Solche gegenseitigen Beurteilungen würden veraltete Strukturen in den Bereichen Industrie und Beschlussfassung zutage fördern. Sie würden dazu beitragen, die Modernisierung durch den Rückgriff auf erfolgreiche Konzepte zu beschleunigen und könnten als Indikatoren für die europäische Orientierung an "Spitzenleistungen" sowohl für den öffentlichen als auch den privaten Sektor dienen.

3.8

Die Arbeitsdokumente der Kommissionsdienststellen enthalten länderspezifische Empfehlungen bezüglich der industriellen Entwicklung (9). Diese länderspezifischen Empfehlungen müssen im Rahmen der nationalen Reformprogramme – von den Mitgliedstaaten und der Kommission als Teil des Europäischen Semesters erörtert – besser berücksichtigt werden.

3.9

Es wäre jedoch ein ernster Fehler, diese Aufgabe nur der Kommission zu überlassen. Sie obliegt vorrangig auch den Ministerien der Mitgliedstaaten, die für jene Politiken zuständig sind, die nicht von Rechtsakten oder Maßnahmen der EU abgedeckt werden. Darüber hinaus müssen diese Ministerien die ordnungsgemäße Umsetzung des EU-Rechts sicherstellen.

3.10

Finanzpolitische Maßnahmen im Euroraum implizieren eine genaue Abstimmung zwischen den europäischen Institutionen und den nationalen Behörden. Es gibt keinen Grund, warum zur Stärkung der Rahmenbedingungen für Industrie, Innovation und Arbeitsplatzschaffung keine vergleichbare Koordinierung auf der Grundlage einer gemeinsamen Vision erreicht werden kann.

3.11

Die Arbeitsdokumente der Kommissionsdienststellen können den Mitgliedstaaten auch helfen, zwei- oder dreiseitige Beurteilungen bezüglich industrierelevanter Bereiche vorzunehmen, wie z.B. Kompetenzen und Bildung, Technologie und Innovation, Verwaltungsaufwand, Steuerpolitik und staatlichen Beihilfen. Jedes Land kann daraus – in einer gemeinsamen europäischen Perspektive – leicht Schlüsse im Hinblick auf wünschenswerte nationale Maßnahmen ziehen. Eine gründliche Bewertung der angewandten Maßnahmen sollte in jedem Falle Teil der einzelstaatlichen Programme sein.

3.12

Da diese Entwicklungen von der gesamten Gesellschaft getragen werden müssen, ist es sehr wichtig, dass Wirtschaftsverbände und Gewerkschaften in diesem Prozess als vollwertige Partner agieren. Das gilt ggf. auch für andere Interessenträger wie Bildungswesen, Nichtregierungsorganisationen und Verbraucher. Konsensbasierte Ansätze machen sich bezahlt. Der soziale Dialog auf nationaler und regionaler Ebene wie auch in den Branchen und Unternehmen ist sehr hilfreich.
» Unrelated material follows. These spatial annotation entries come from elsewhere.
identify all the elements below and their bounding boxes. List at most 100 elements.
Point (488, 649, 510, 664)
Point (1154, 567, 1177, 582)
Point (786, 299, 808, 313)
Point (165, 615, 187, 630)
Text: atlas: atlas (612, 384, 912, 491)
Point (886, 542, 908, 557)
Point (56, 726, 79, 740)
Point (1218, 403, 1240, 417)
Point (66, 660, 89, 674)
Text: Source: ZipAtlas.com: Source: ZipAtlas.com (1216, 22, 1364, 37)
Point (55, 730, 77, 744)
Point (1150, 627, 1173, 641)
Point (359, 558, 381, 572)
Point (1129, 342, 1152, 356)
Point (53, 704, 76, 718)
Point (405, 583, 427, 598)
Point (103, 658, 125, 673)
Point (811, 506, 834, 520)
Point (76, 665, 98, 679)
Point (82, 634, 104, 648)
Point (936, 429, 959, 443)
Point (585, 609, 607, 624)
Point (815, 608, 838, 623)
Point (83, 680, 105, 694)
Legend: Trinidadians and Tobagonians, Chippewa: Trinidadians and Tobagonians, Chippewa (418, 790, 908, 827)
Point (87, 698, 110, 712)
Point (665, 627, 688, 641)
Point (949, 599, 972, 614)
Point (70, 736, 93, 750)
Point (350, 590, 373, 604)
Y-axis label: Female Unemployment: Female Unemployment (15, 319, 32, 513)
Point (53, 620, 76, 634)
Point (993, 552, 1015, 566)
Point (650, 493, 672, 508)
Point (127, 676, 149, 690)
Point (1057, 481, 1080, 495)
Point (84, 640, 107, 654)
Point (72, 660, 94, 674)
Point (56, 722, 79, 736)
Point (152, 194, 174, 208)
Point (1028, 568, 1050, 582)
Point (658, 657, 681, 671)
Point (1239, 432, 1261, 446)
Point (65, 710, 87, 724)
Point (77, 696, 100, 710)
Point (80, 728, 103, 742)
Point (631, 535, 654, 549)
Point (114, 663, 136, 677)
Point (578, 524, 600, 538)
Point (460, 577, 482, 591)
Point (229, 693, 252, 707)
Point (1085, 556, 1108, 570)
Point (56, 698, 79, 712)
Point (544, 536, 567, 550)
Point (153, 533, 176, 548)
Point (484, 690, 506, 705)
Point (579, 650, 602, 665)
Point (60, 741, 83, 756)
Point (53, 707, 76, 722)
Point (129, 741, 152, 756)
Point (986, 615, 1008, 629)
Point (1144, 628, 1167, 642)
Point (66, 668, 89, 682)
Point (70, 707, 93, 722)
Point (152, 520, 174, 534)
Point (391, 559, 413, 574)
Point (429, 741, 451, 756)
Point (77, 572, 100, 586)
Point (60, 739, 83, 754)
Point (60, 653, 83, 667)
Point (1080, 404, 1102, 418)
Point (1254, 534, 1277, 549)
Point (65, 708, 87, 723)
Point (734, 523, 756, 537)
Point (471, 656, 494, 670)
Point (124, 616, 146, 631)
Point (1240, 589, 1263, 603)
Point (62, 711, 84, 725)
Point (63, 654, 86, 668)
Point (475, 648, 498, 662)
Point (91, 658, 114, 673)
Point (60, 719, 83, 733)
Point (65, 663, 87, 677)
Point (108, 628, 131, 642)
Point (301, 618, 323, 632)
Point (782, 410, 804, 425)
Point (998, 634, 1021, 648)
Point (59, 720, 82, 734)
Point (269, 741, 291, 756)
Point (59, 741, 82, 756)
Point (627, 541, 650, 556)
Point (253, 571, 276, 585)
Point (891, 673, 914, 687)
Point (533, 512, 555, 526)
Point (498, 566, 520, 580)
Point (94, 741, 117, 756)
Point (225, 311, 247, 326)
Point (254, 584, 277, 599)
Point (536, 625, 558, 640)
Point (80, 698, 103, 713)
4.   Zu behandelnde Themen

4.1   Der EWSA stimmt der Auffassung der Kommission zu, dass Komplementaritäten zwischen den industriepolitischen Interventionen der Mitgliedstaaten und der EU eine grundlegende Voraussetzung für den Erfolg der europäischen Industriepolitik sind. Sie werden die Wirkung der Maßnahmen der EU und der Mitgliedstaaten verstärken und viele Möglichkeiten bieten, um den Worten Taten folgen zu lassen.
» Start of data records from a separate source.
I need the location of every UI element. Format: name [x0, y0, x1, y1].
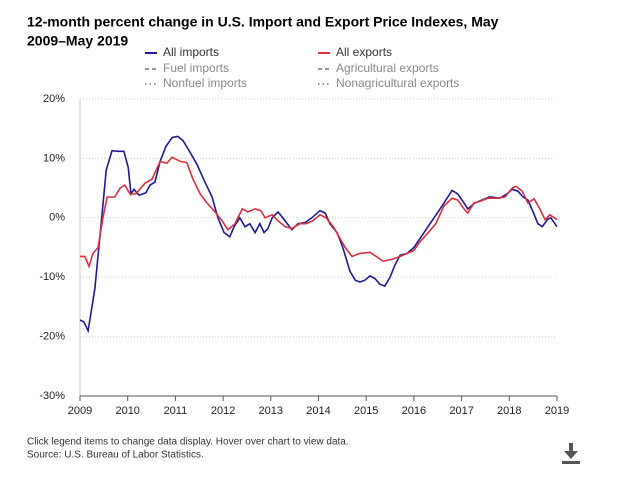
y-tick-label: 10% [43, 152, 65, 164]
x-tick-label: 2011 [164, 405, 188, 417]
note: Click legend items to change data displa… [27, 437, 349, 448]
legend-label[interactable]: Agricultural exports [336, 61, 439, 75]
x-tick-label: 2016 [402, 405, 426, 417]
x-tick-label: 2015 [354, 405, 378, 417]
x-tick-label: 2013 [259, 405, 283, 417]
x-tick-label: 2018 [497, 405, 521, 417]
y-tick-label: 20% [43, 93, 65, 105]
download-icon[interactable] [562, 443, 580, 464]
x-tick-label: 2014 [306, 405, 330, 417]
legend-label[interactable]: Nonagricultural exports [336, 76, 459, 90]
x-tick-label: 2017 [449, 405, 473, 417]
y-tick-label: -10% [39, 271, 65, 283]
series-line [79, 135, 558, 334]
x-tick-label: 2012 [211, 405, 235, 417]
y-tick-label: 0% [49, 212, 65, 224]
legend-label[interactable]: All exports [336, 45, 392, 59]
y-tick-label: -30% [39, 390, 65, 402]
x-tick-label: 2019 [545, 405, 569, 417]
x-tick-label: 2010 [115, 405, 139, 417]
legend-label[interactable]: Nonfuel imports [163, 76, 247, 90]
series-line [80, 156, 558, 269]
chart-title: 12-month percent change in U.S. Import a… [27, 14, 499, 30]
chart-title: 2009–May 2019 [27, 33, 128, 49]
source: Source: U.S. Bureau of Labor Statistics. [27, 450, 204, 461]
y-tick-label: -20% [39, 331, 65, 343]
x-tick-label: 2009 [68, 405, 92, 417]
legend-label[interactable]: Fuel imports [163, 61, 229, 75]
legend-label[interactable]: All imports [163, 45, 219, 59]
4.1.1   Ein allgemeines Konzept impliziert ein ganzheitliches und bereichsübergreifendes Vorgehen. Der EWSA unterstreicht im Folgenden miteinander verknüpfte Themen, die er für die Zukunft der europäischen Industriepolitik für entscheidend hält.
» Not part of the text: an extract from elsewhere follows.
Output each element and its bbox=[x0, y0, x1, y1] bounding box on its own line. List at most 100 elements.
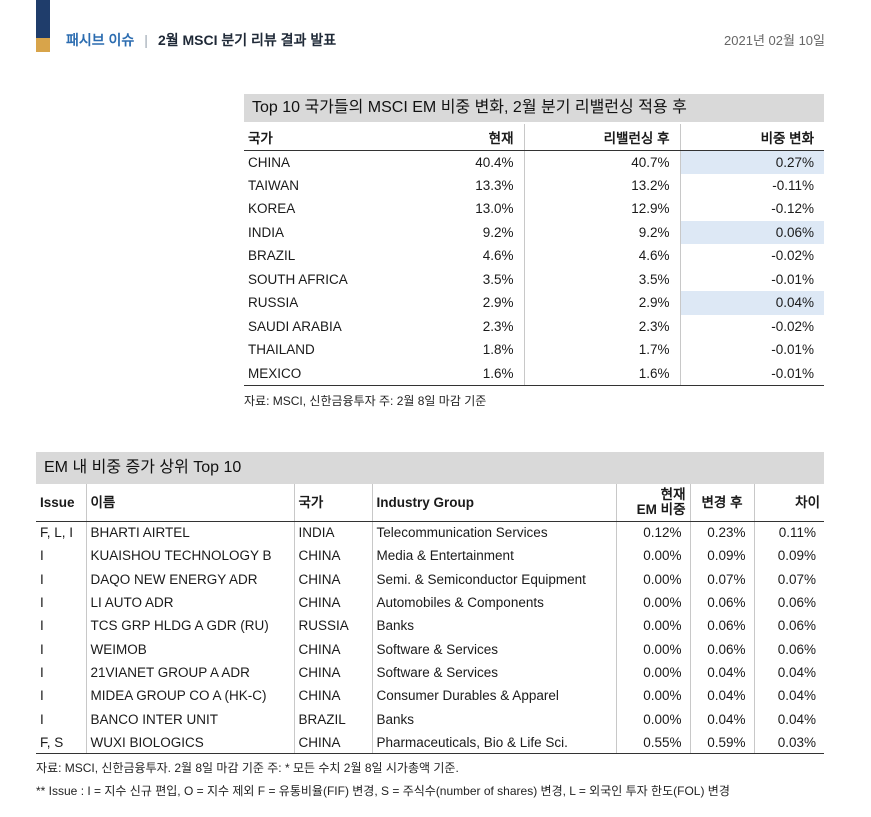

4.2   Industrielle Innovation

4.2.1

Industrielle Innovation bedarf einer soliden europäischen Technologiebasis, die durch grenz überschreitende Koordinierung und Kooperation zwischen Forschungsinstituten und Hoch schulen, angewandten Technologien und Unternehmen unterstützt wird.

4.2.2

Schlüssel- und andere Querschnittstechnologien sind für die FuE-Programme der EU und der Mitgliedstaaten von entscheidender Bedeutung. Davon werden vielfältige nachgelagerte Branchen sowie öffentliche Politikbereiche in Zusammenhang mit Infrastrukturen und Nachhaltigkeit profitieren. Der EU-Rahmen für die öffentlich-private Zusammenarbeit und Konsultation (vor allem über EU-Technologieplattformen) spielt eine wesentliche Rolle. Die öffentliche Auftragsvergabe sollte auch Anreize für zukunftsweisende Innovationen schaffen.

4.2.3

Technologie ist für die Zukunft von zentraler Bedeutung. Durch die Förderung internationaler (Leuchtturm-)Projekte sollten die Kommission und der Rat "Forschung" eine Führungsrolle bei der Stärkung des Binnenmarkts für Technologie und grenzüberschreitende Vorhaben übernehmen. Erfolgreiche FuE-Tätigkeiten und europäische Patente sollten innovative Investitionen und hochwertige Arbeitsplätze begünstigen.

4.2.4

Der EWSA unterstreicht die Bedeutung der für EU-Finanzmittel für FuE und grenzüberschreitende Projekte. Mit Horizont 2020 sollte den rasch zunehmenden Maßnahmen in anderen Kontinenten Paroli geboten werden. Auch wenn Europa weiterhin gut aufgestellt ist, wird seine traditionelle Führungsposition allmählich schwächer. Die Beschneidung des Budgets für Horizont 2020 ist kontraproduktiv.

4.2.5

Die Schlüsselrolle der Hochschulen und der entsprechenden Innovationsforschung sollte außer Frage stehen. Programme und ihre Verwaltung sollten ggf. angepasst werden.

4.2.6

Jährliche Informationsberichte über öffentliche und private Investitionen in Schlüsseltechnologien sind wünschenswert.

4.2.7

Innovation ist für viele andere Bereiche von Bedeutung, weil sie in Unternehmen und am Arbeitsplatz eine neue Dynamik schafft: Neugestaltung der bestehenden Produktionsmethoden, Notwendigkeit der Umstrukturierung veralteter Arbeitsprozesse, Entwicklung von Wertschöpfungsketten und neuen "Branchen", Aufheben der strikten Trennung zwischen Industrie- und Dienstleistungssektor. Innovation bedeutet Modernisierung und Kreativität in der Gesellschaft, und so sollte sie auch vermittelt werden.

4.2.8

Alle Dienststellen der Kommission betonen, dass Technologie und Innovation als horizontale Priorität zu gelten haben. Es wäre zu begrüßen, wenn nationale Behörden diese Methode übernähmen.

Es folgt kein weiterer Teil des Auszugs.